Rinder was an inevitable target. He was seen as being arrogant and above it all. Few people other than Rathbun really understood Rinder’s job; unlike the others, the two men were often off the base, dealing with lawyers, the government, and the press. No doubt there was resentment at work as well. The next time the Sea Org executives turned on Rinder, Rathbun exploded. He caught his friend in a headlock and slammed him to the ground, then sat astride him, pounding his head into the floor and shouting at him, nose to nose. Rinder managed to whisper, “Marty, I don’t want to play this game anymore.”
Suddenly, Rathbun froze. Words had been spoken that broke the spell. But it was only a moment.
One evening about eight o’clock, Miscavige arrived, with his wife and his Communicator, Shelly and Laurisse, flanking him as usual with tape recorders in their hands.

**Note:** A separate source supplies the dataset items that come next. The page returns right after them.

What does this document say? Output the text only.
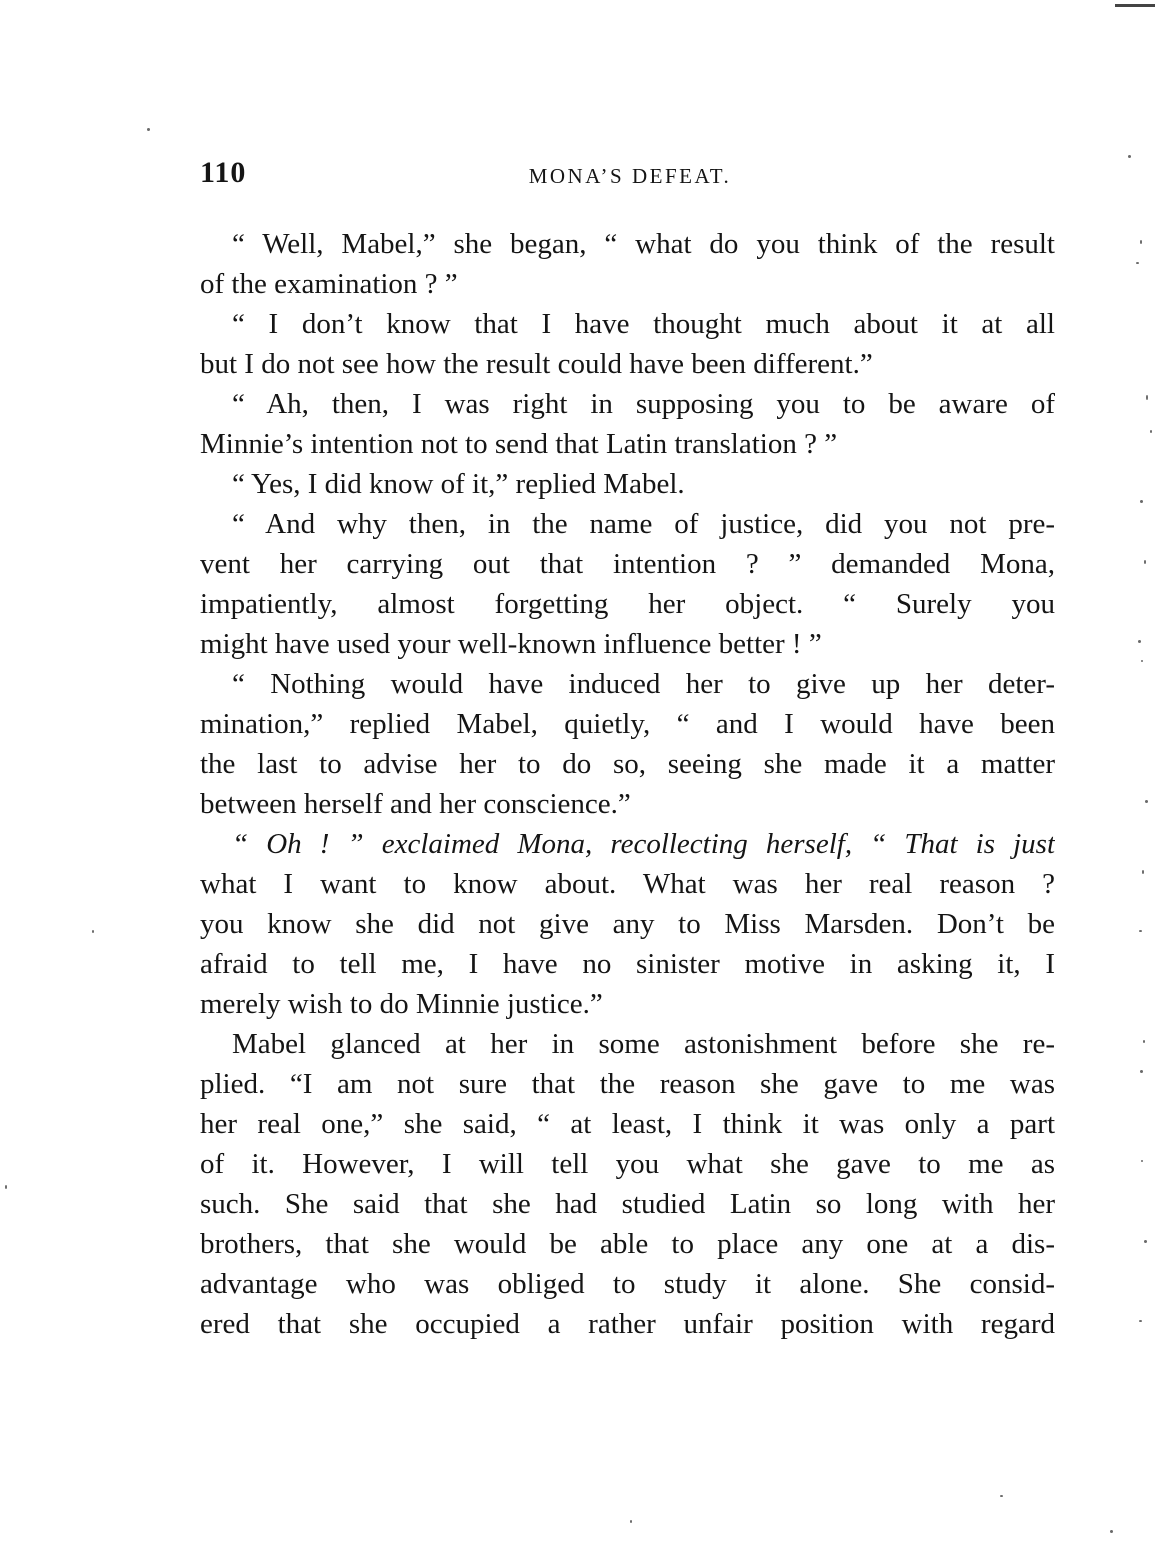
110	MONA’S DEFEAT.
“ Well, Mabel,” she began, “ what do you think of the result
of the examination ? ”
“ I don’t know that I have thought much about it at all
but I do not see how the result could have been different.”
“ Ah, then, I was right in supposing you to be aware of
Minnie’s intention not to send that Latin translation ? ”
“ Yes, I did know of it,” replied Mabel.
“ And why then, in the name of justice, did you not pre-
vent her carrying out that intention ? ” demanded Mona,
impatiently, almost forgetting her object. “ Surely you
might have used your well-known influence better ! ”
“ Nothing would have induced her to give up her deter-
mination,” replied Mabel, quietly, “ and I would have been
the last to advise her to do so, seeing she made it a matter
between herself and her conscience.”
“ Oh ! ” exclaimed Mona, recollecting herself, “ That is just
what I want to know about. What was her real reason ?
you know she did not give any to Miss Marsden. Don’t be
afraid to tell me, I have no sinister motive in asking it, I
merely wish to do Minnie justice.”
Mabel glanced at her in some astonishment before she re-
plied. “I am not sure that the reason she gave to me was
her real one,” she said, “ at least, I think it was only a part
of it. However, I will tell you what she gave to me as
such. She said that she had studied Latin so long with her
brothers, that she would be able to place any one at a dis-
advantage who was obliged to study it alone. She consid-
ered that she occupied a rather unfair position with regard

He ordered that the conference table be taken away and chairs be brought in for everyone in the Hole—about seventy people at the time, including many of the most senior people in the Sea Org. He asked if anyone knew what “musical chairs” meant. In Scientology, it refers to frequent changes of post. About five hundred people had been moved off their jobs in the last five years, creating anarchy in the management structure. But that wasn’t the point he was trying to make. Finally, someone suggested that it was also a game. Miscavige had him explain the rules: Chairs are arranged in a circle and then, as the players march around them, one chair is removed. When the music stops, everybody grabs a seat. The one left standing is eliminated. Then the music starts again. Miscavige explained that in this game the last person to grab a chair would be the only one allowed to stay on the base; everyone else was to be “offloaded”—kicked out of the Sea Org—or sent away to the least desirable Scientology bases around the world. Those whose spouses were not in the Hole would be forced to divorce.

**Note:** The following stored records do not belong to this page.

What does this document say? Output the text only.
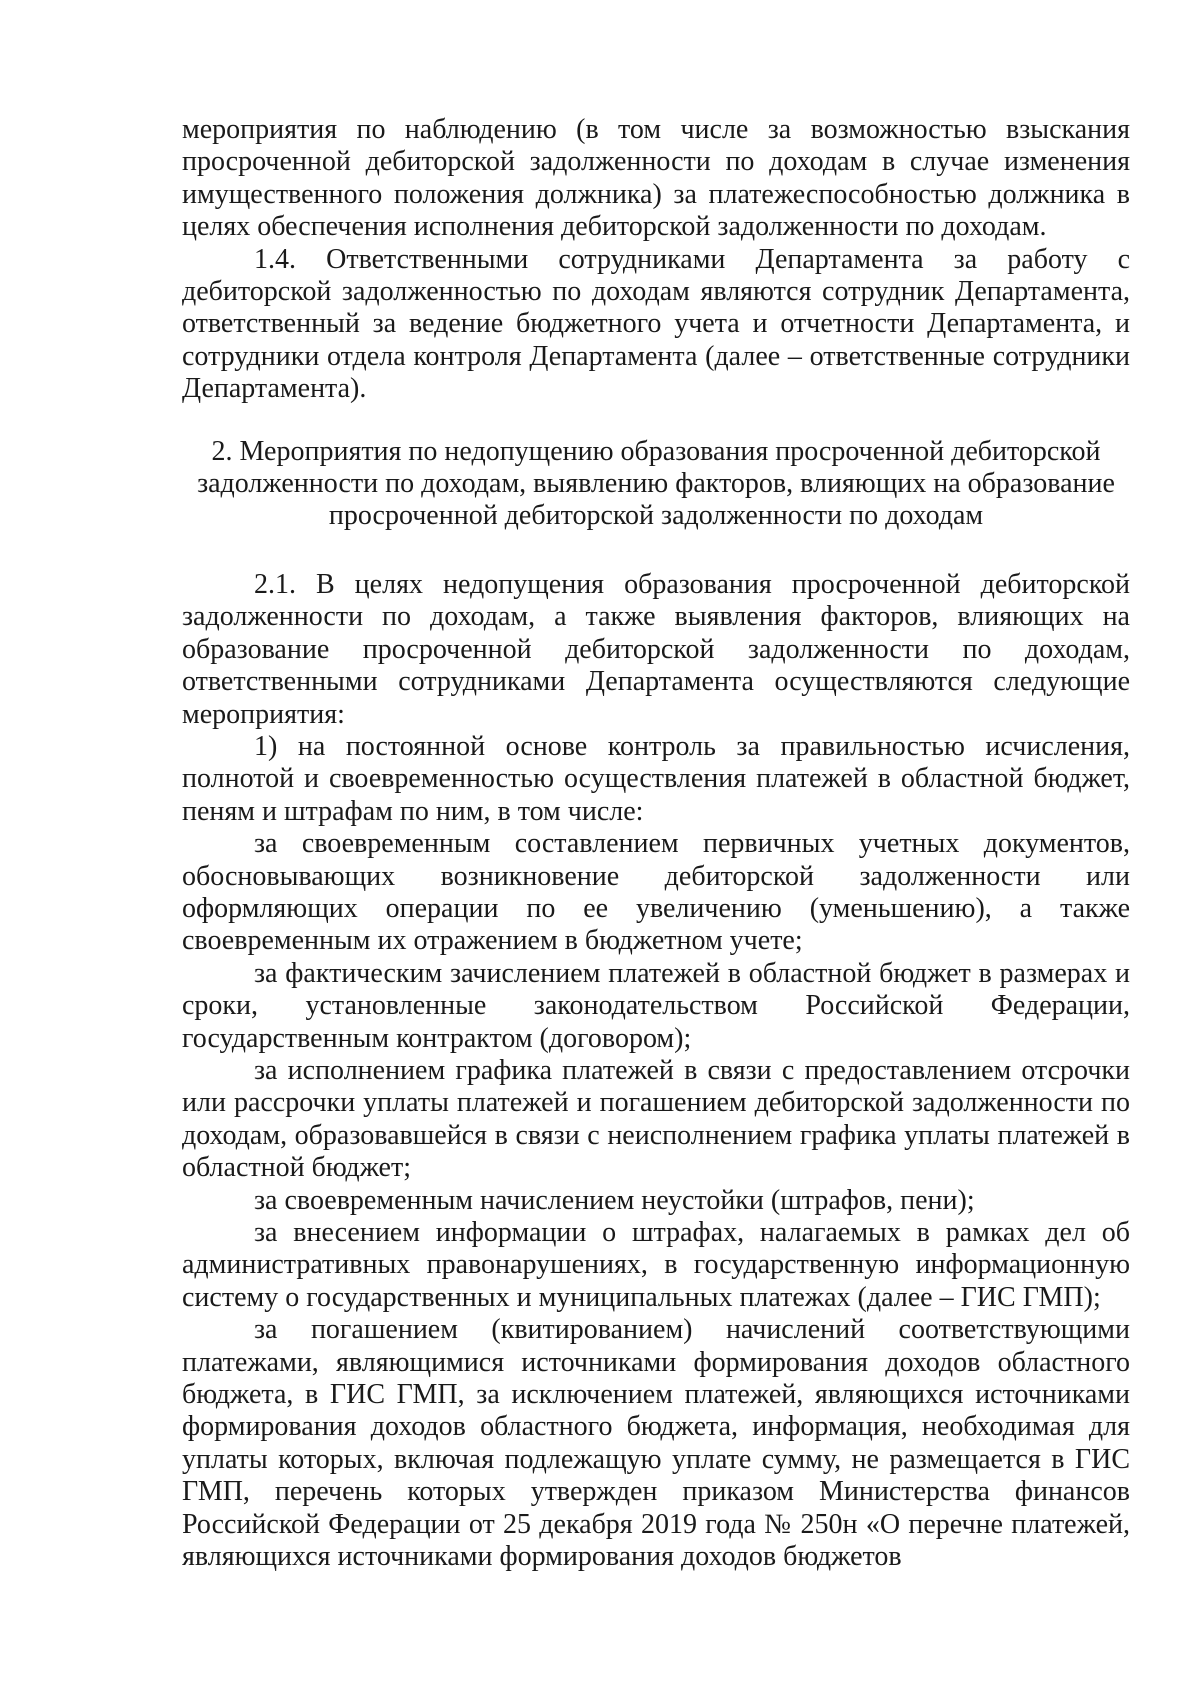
мероприятия по наблюдению (в том числе за возможностью взыскания просроченной дебиторской задолженности по доходам в случае изменения имущественного положения должника) за платежеспособностью должника в целях обеспечения исполнения дебиторской задолженности по доходам.

1.4. Ответственными сотрудниками Департамента за работу с дебиторской задолженностью по доходам являются сотрудник Департамента, ответственный за ведение бюджетного учета и отчетности Департамента, и сотрудники отдела контроля Департамента (далее – ответственные сотрудники Департамента).

2. Мероприятия по недопущению образования просроченной дебиторской задолженности по доходам, выявлению факторов, влияющих на образование просроченной дебиторской задолженности по доходам

2.1. В целях недопущения образования просроченной дебиторской задолженности по доходам, а также выявления факторов, влияющих на образование просроченной дебиторской задолженности по доходам, ответственными сотрудниками Департамента осуществляются следующие мероприятия:

1) на постоянной основе контроль за правильностью исчисления, полнотой и своевременностью осуществления платежей в областной бюджет, пеням и штрафам по ним, в том числе:

за своевременным составлением первичных учетных документов, обосновывающих возникновение дебиторской задолженности или оформляющих операции по ее увеличению (уменьшению), а также своевременным их отражением в бюджетном учете;

за фактическим зачислением платежей в областной бюджет в размерах и сроки, установленные законодательством Российской Федерации, государственным контрактом (договором);

за исполнением графика платежей в связи с предоставлением отсрочки или рассрочки уплаты платежей и погашением дебиторской задолженности по доходам, образовавшейся в связи с неисполнением графика уплаты платежей в областной бюджет;

за своевременным начислением неустойки (штрафов, пени);

за внесением информации о штрафах, налагаемых в рамках дел об административных правонарушениях, в государственную информационную систему о государственных и муниципальных платежах (далее – ГИС ГМП);

за погашением (квитированием) начислений соответствующими платежами, являющимися источниками формирования доходов областного бюджета, в ГИС ГМП, за исключением платежей, являющихся источниками формирования доходов областного бюджета, информация, необходимая для уплаты которых, включая подлежащую уплате сумму, не размещается в ГИС ГМП, перечень которых утвержден приказом Министерства финансов Российской Федерации от 25 декабря 2019 года № 250н «О перечне платежей, являющихся источниками формирования доходов бюджетов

While Queen’s Greatest Hits played on a boom box, the church executives marched around and around, then fought for a seat when the music stopped. As the number of chairs diminished, the game got more physical. The executives shoved and punched each other; clothes were torn; a chair was ripped apart. All this time, the biting lyrics of “Bohemian Rhapsody” floated over the saccharine melody:
Is this the real life?
Is this just a fantasy?
Caught in a landslide
No escape from reality.
Rathbun, with his bad back, was eliminated fairly quickly. Rinder, De Vocht, Marc Headley—one by one, they found themselves standing alone, behind low cubicle walls, watching the surviving contestants desperately fighting to remain in the Hole rather than be sent off to God knows where. There was a clock over the door marking the hours that passed as the music played on and on then suddenly stopped and the riot began again. As people fell out of the game, COB had airline tickets for distant locations printed up for them at the base’s travel office. There were U-Haul trucks waiting outside to haul away their belongings. “Is it real to you now?” Miscavige teased. They were told that buses would be ready to leave at six in the morning. Many were in tears. “I don’t see anybody weeping for me,” Miscavige said. The utter powerlessness of everyone else in the room was made nakedly clear to them. The game continued until 4 a.m., when a woman named Lisa Schroer grabbed the final chair.
The next morning the whole event was forgotten. No one went anywhere.